A total of 34 fibromyalgia patients completed this double‐blind trial. Patients were randomized to receive treatment with tapentadol sustained‐release or placebo for a 3‐month period with 1‐month follow‐up. At baseline, the cornea nerve fibre state (CNFS) was quantified to determine the presence of nerve fibre pathology and assess its value in the prediction of the analgesic response.

Results

Tapentadol significantly increased CPM responses during treatment with an average increase from baseline of 20.5 ± 12.5% (tapentadol) versus 3.0 ± 11.2% (placebo; p = 0.042). No treatment effect was observed for the absolute pain scores, however, analgesia responder rate analyses demonstrated a treatment effect in favour of tapentadol.

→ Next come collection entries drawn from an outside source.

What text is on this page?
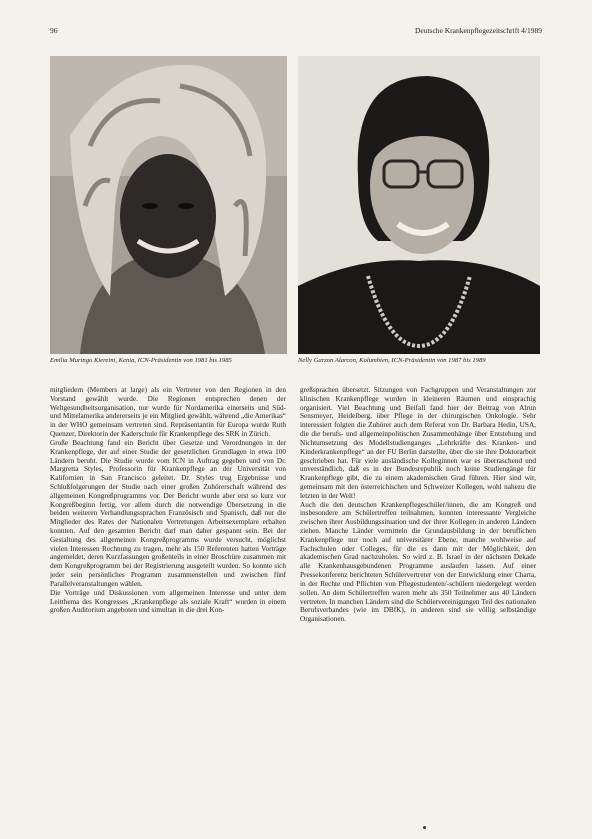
96	Deutsche Krankenpflegezeitschrift 4/1989

Emilia Muringo Kiereini, Kenia, ICN-Präsidentin von 1981 bis 1985	Nelly Garzon Alarcon, Kolumbien, ICN-Präsidentin von 1987 bis 1989

mitgliedern (Members at large) als ein Vertreter von den Regionen in den Vorstand gewählt wurde. Die Regionen entsprechen denen der Weltgesundheitsorganisation, nur wurde für Nordamerika einerseits und Süd- und Mittelamerika andererseits je ein Mitglied gewählt, während „die Amerikas“ in der WHO gemeinsam vertreten sind. Repräsentantin für Europa wurde Ruth Quenzer, Direktorin der Kaderschule für Krankenpflege des SRK in Zürich.

Große Beachtung fand ein Bericht über Gesetze und Verordnungen in der Krankenpflege, der auf einer Studie der gesetzlichen Grundlagen in etwa 100 Ländern beruht. Die Studie wurde vom ICN in Auftrag gegeben und von Dr. Margretta Styles, Professorin für Krankenpflege an der Universität von Kalifornien in San Francisco geleitet. Dr. Styles trug Ergebnisse und Schlußfolgerungen der Studie nach einer großen Zuhörerschaft während des allgemeinen Kongreßprogramms vor. Der Bericht wurde aber erst so kurz vor Kongreßbeginn fertig, vor allem durch die notwendige Übersetzung in die beiden weiteren Verhandlungssprachen Französisch und Spanisch, daß nur die Mitglieder des Rates der Nationalen Vertretungen Arbeitsexemplare erhalten konnten. Auf den gesamten Bericht darf man daher gespannt sein. Bei der Gestaltung des allgemeinen Kongreßprogramms wurde versucht, möglichst vielen Interessen Rechnung zu tragen, mehr als 150 Referenten hatten Vorträge angemeldet, deren Kurzfassungen großenteils in einer Broschüre zusammen mit dem Kongreßprogramm bei der Registrierung ausgeteilt wurden. So konnte sich jeder sein persönliches Programm zusammenstellen und zwischen fünf Parallelveranstaltungen wählen.

Die Vorträge und Diskussionen vom allgemeinen Interesse und unter dem Leitthema des Kongresses „Krankenpflege als soziale Kraft“ wurden in einem großen Auditorium angeboten und simultan in die drei Kon-

greßsprachen übersetzt. Sitzungen von Fachgruppen und Veranstaltungen zur klinischen Krankenpflege wurden in kleineren Räumen und einsprachig organisiert. Viel Beachtung und Beifall fand hier der Beitrag von Alrun Sensmeyer, Heidelberg, über Pflege in der chirurgischen Onkologie. Sehr interessiert folgten die Zuhörer auch dem Referat von Dr. Barbara Hedin, USA, die die berufs- und allgemeinpolitischen Zusammenhänge über Entstehung und Nichtumsetzung des Modellstudienganges „Lehrkräfte des Kranken- und Kinderkrankenpflege“ an der FU Berlin darstellte, über die sie ihre Doktorarbeit geschrieben hat. Für viele ausländische Kolleginnen war es überraschend und unverständlich, daß es in der Bundesrepublik noch keine Studiengänge für Krankenpflege gibt, die zu einem akademischen Grad führen. Hier sind wir, gemeinsam mit den österreichischen und Schweizer Kollegen, wohl nahezu die letzten in der Welt!

Auch die den deutschen Krankenpflegeschüler/innen, die am Kongreß und insbesondere am Schülertreffen teilnahmen, konnten interessante Vergleiche zwischen ihrer Ausbildungssituation und der ihrer Kollegen in anderen Ländern ziehen. Manche Länder vermitteln die Grundausbildung in der beruflichen Krankenpflege nur noch auf universitärer Ebene, manche wohlweise auf Fachschulen oder Colleges, für die es dann mit der Möglichkeit, den akademischen Grad nachzuholen. So wird z. B. Israel in der nächsten Dekade alle Krankenhausgebundenen Programme auslaufen lassen. Auf einer Pressekonferenz berichteten Schülervertreter von der Entwicklung einer Charta, in der Rechte und Pflichten von Pflegestudenten/-schülern niedergelegt werden sollen. An dem Schülertreffen waren mehr als 350 Teilnehmer aus 40 Ländern vertreten. In manchen Ländern sind die Schülervereinigungen Teil des nationalen Berufsverbandes (wie im DBfK), in anderen sind sie völlig selbständige Organisationen.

Pain relief (a reduction in pain score ≥ 30%) was predicted by the presence of a normal CNFS (p = 0.035). Patients with an abnormal CNFS had no analgesic effect from tapentadol despite an increase in CPM.

Conclusions

In chronic pain patients with fibromyalgia, the increase in endogenous pain inhibition by tapentadol was translated into analgesia in patients with a normal CNFS. In those with abnormal CNFS, tapentadol treatment was without analgesic effect.

Significance

In this double‐blind randomized placebo‐controlled trial, we showed that tapentadol significantly enhanced the descending pain inhibition in fibromyalgia patients. Tapentadol‐induced pain relief was only present in patients with a normal CNFS.